Copyright law doesn't really care if its commercial/personal - just if its fair use. For reuse of characters, its an esspecially high bar. In this case, its reuse of characters as-is so that wouldn't be considered transformitive, and its obviously not criticism, so it wouldn't be allowed.
For a comparison, every Pokemon is under the same protection Mickey Mouse was a decade ago. Basically, unless you're directly criticizing the art or character its not technically fair use. Even gameplay footage is a grey area. Its just a matter of how litigious Nintendo wants to be.
Edit: minor correction, commercial/personal sort-of matters, but more in a "is it competing with or damaging to the original work" sort of way - something making money looks more official and suggests more effort and intent, for example.
Could the obvious symmetry between pals and pokemon not be leveraged as a political statement on the lore, and thus critique of the in-world enslavement of pokemon? The topic has already been covered in numerous "deep-dives" in written and visual media. So long as the creator of the mod starts being smarter than he has been so far, he could easily claim the mod is intended to be satirical, could he not?

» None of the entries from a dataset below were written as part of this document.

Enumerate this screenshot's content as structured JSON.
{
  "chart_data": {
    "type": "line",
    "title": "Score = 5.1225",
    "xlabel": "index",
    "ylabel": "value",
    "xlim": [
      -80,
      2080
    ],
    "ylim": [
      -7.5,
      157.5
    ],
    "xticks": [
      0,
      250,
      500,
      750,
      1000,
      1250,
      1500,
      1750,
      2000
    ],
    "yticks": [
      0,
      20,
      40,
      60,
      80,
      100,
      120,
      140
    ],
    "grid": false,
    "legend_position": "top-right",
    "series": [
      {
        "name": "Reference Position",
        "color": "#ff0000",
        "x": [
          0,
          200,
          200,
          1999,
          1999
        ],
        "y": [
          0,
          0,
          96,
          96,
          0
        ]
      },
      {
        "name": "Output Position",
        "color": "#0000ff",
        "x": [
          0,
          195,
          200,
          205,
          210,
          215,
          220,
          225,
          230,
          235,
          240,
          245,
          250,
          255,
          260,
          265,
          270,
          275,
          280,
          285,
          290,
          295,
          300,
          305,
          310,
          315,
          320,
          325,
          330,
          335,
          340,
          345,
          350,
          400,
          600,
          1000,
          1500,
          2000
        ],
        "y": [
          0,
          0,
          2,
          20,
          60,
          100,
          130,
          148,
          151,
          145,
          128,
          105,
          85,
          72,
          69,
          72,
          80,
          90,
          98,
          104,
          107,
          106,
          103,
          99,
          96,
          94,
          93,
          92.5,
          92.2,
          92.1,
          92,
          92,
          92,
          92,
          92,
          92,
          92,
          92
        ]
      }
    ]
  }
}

Even in parody works, you're inherently walking on eggshells. It needs to be a pretty direct and obvious ciritique of the original material. Something like PETA's Pokemon Red, White and Blue is unchallenged because its so unsubtle they'd have a reasonable defense. It would need to be a lot more than just a line in the mod description to give him a good defence. Even if it was as direct in it's criticism as PETA's game, just because he's legally probably covered, also doesn't mean he can't be taken to court, and unlike PETA, a mod-maker won't have a fortune to burn on an expensive fair-use lawsuit, nonetheless if its a riskier or more complicated case.